That last birthday

what she gave me was a scarf
black, like a Leonard Cohen scarf
plain black, the finest wool
without adornment, matt, no pattern
generous enough for a full slack circle
and the ends hanging free
and she, half-hitching it beneath my chin
arranging drape in a cool Cohen way
then standing back, examining the fit
with a kind of pride
like a mother checking out
a uniform, first day
and face-to-facing me
a smile we both recognised
as terminal, and shifting closer
as an acquaintance might
to seal a presentation
with a handshake or a kiss

shifting close enough to grip
two-handed at those ends hanging free
the knot still slack and casual
but she – her feet firmly braced
for full throttle

– by Ian Royce Chamberlain. This poem was Commended in our 2016 competition –

Ian Royce Chamberlain aims to follow the maxim of ST Coleridge: ‘Poetry is the best words in the best order’. After a career in hard engineering he takes this to mean, ‘Put the bits together properly and it’ll work’.
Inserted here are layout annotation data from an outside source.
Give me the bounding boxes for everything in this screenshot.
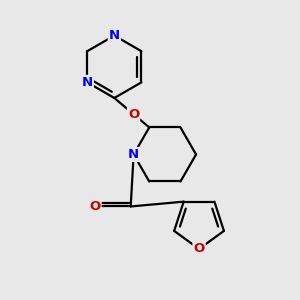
Text: N: N: [82, 76, 93, 89]
Text: N: N: [128, 148, 139, 161]
Text: O: O: [194, 242, 205, 256]
Text: O: O: [89, 200, 100, 213]
Text: N: N: [109, 29, 120, 42]
Text: O: O: [128, 108, 139, 121]
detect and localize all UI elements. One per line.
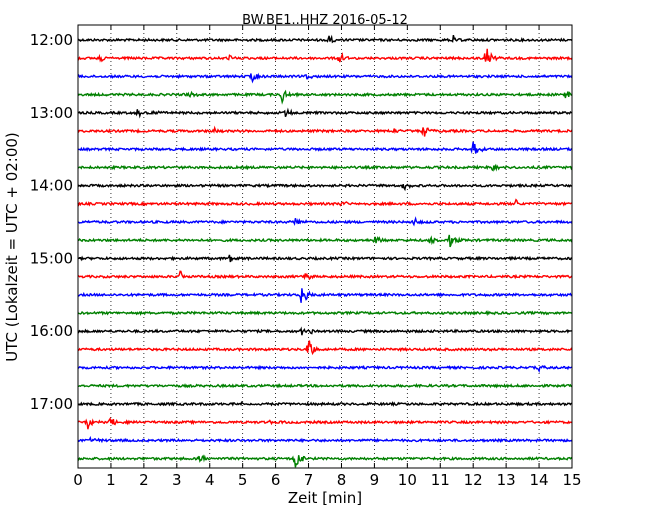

Ian is a Moor Poet, co-founder of Teignmouth Poetry Festival and a regular at SW festivals and open-mic events. His inspirations are mainly the natural world and the minutiae of being human. While some pieces are written strictly for performance, his more serious work is intended to be deeply thought-provoking – but also readily accessible to people who are not habitual poetry readers. Poetry, he says, is form of communication – a two-way business which succeeds only if the listener or reader feels an immediate connection with the words.

His first collection, stumble into grace, was published in 2012; the second will appear during 2017.